Tuesday, July 22, 2008

A few short notes on what's being reported:

It seems that after my previous speculation, a few unforeseen things happened:
  • Apparently, my post, while partially incorrect, was somewhere close to the truth
  • A third party accidentally posted full details on the issue, which corrected my mistakes. Shortly after posting these details, the post was pulled down again, but was archived by search engines (and those that had subscribed to the blog where it was posted).
There have been a number of slightly incorrect press reports which I'd like to clarify:
  • I posted a partially incorrect, but close, guess on what the DNS issue might be. That is not the same as "publishing a reliable way to poison DNS". It is guessing how it might be done.
  • I did not pull down any posts from my blog.
I do not think anything I have posted takes away from Dan's superb work on this issue. Some people are of the opinion that I "stole his thunder" for his Blackhat talk, and I disagree strongly: Dan's talk is a full hour on DNS, and all the interesting things within DNS. My post was a vague guess.

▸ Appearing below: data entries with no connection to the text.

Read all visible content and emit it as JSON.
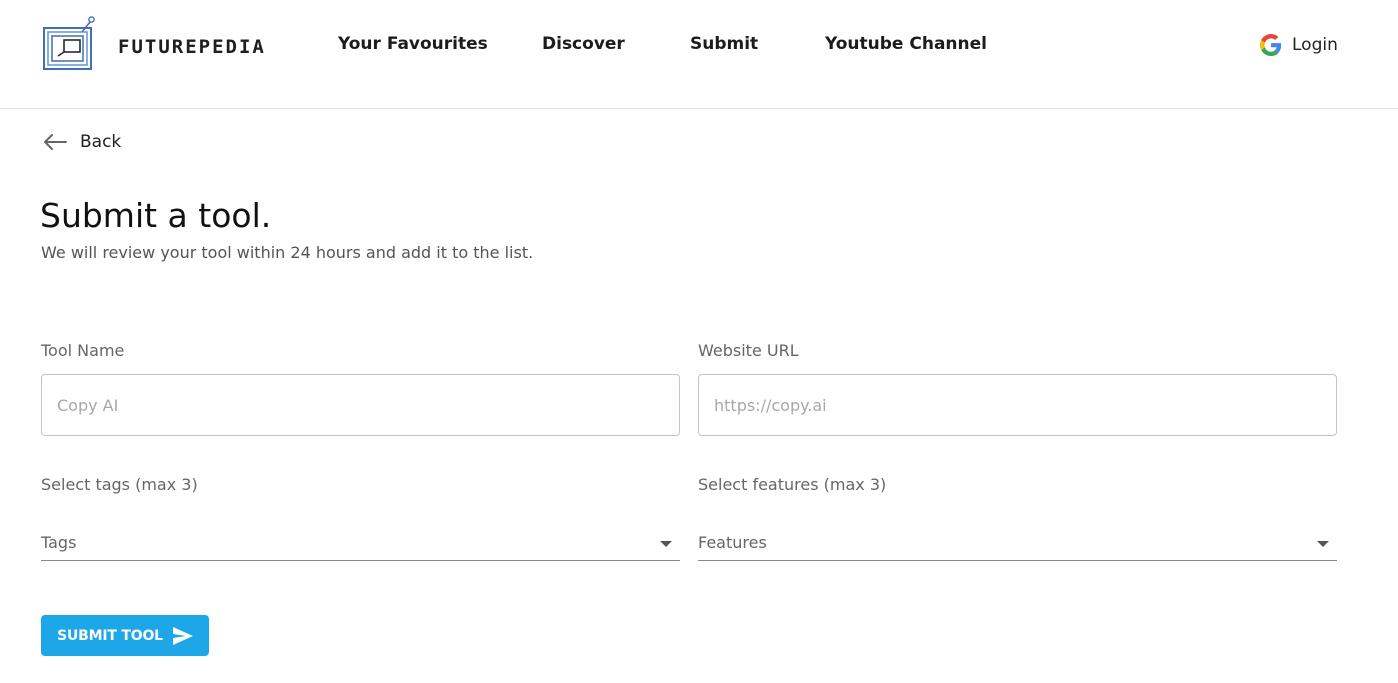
{
  "brand": {
    "name": "FUTUREPEDIA"
  },
  "nav": {
    "items": [
      {
        "label": "Your Favourites"
      },
      {
        "label": "Discover"
      },
      {
        "label": "Submit"
      },
      {
        "label": "Youtube Channel"
      }
    ],
    "login_label": "Login"
  },
  "back": {
    "label": "Back"
  },
  "page": {
    "title": "Submit a tool.",
    "subtitle": "We will review your tool within 24 hours and add it to the list."
  },
  "form": {
    "tool_name": {
      "label": "Tool Name",
      "placeholder": "Copy AI",
      "value": ""
    },
    "website_url": {
      "label": "Website URL",
      "placeholder": "https://copy.ai",
      "value": ""
    },
    "tags": {
      "label": "Select tags (max 3)",
      "placeholder": "Tags"
    },
    "features": {
      "label": "Select features (max 3)",
      "placeholder": "Features"
    },
    "submit_label": "SUBMIT TOOL"
  },
  "colors": {
    "accent": "#1ea7e8",
    "logo_blue": "#3f6fb5",
    "google_blue": "#4285F4",
    "google_red": "#EA4335",
    "google_yellow": "#FBBC05",
    "google_green": "#34A853"
  },
  "icons": [
    "futurepedia-logo-icon",
    "google-icon",
    "arrow-left-icon",
    "caret-down-icon",
    "send-icon"
  ]
}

Imagine: A world-renowned particle physics expert decides to give a one-hour lecture in your hometown, and on your way there some guy on the street tells you "I think he will talk about (...30 seconds of physics here...)". Would you decide that listening to the physics expert talk is no longer necessary because the guy on the street told you everything ?

Also: Guessing how something is done knowing it can be done is easy. Dan did the hard part: Coming up with a clever attack in a protocol that is relied on everywhere. My guess doesn't come close to comparing to what Dan has done: He spotted something that everyone else missed beforehand. He also handled the entire situation with a lot of endurance, patience, and determination. We disagree on whether people have a right (or even duty) to discuss what the issue might be, but that doesn't mean that I do not have the greatest respect for Dan. And his talk will contain much more of interest than my silly 30 lines.

I think (German news site) Heise summed it up well:
"In fact, all of Dullien's hunches had already been sketched out the day that US-CERT published a vulnerability note on the security hole."

I guessed. I was close, perhabs closer than others, but no cigar.

4 comments:

kernel said...

I agree with heise regarding the cert publication.
I think that instant full disclosure is always a better way, it puts pressure on the right people, so the window of vulnerability is much smaller.
Freedom of Information.

Unknown said...

I think I have something, thanks to you. You can find it on my blob (fr only, but you read fr ;).

Basicaly, it's what Thomas Ptacek
explained, but instead of sending an Additional record at the end with the spoofed answer, I pass an Authority RR pointing domain NS to an arbitrary server.

Seems to work.

Sebastián Puig said...

Congratulations from Spain. You write well and explain things better. Directly. Simply.

Michael Dundas said...

If you stole his thunder then that is probably good ;). Personally, the biggest problem I have with this whole DNS vulnerability is the lack of full-disclosure once the patch was released. There is the excuse that we need time for critical infrastructure to patch, but I think that is more of an excuse. They want a show with media etc. Seeing this with political figures, software vendors is bad enough, but I didn't expect to see it from prominent security researchers.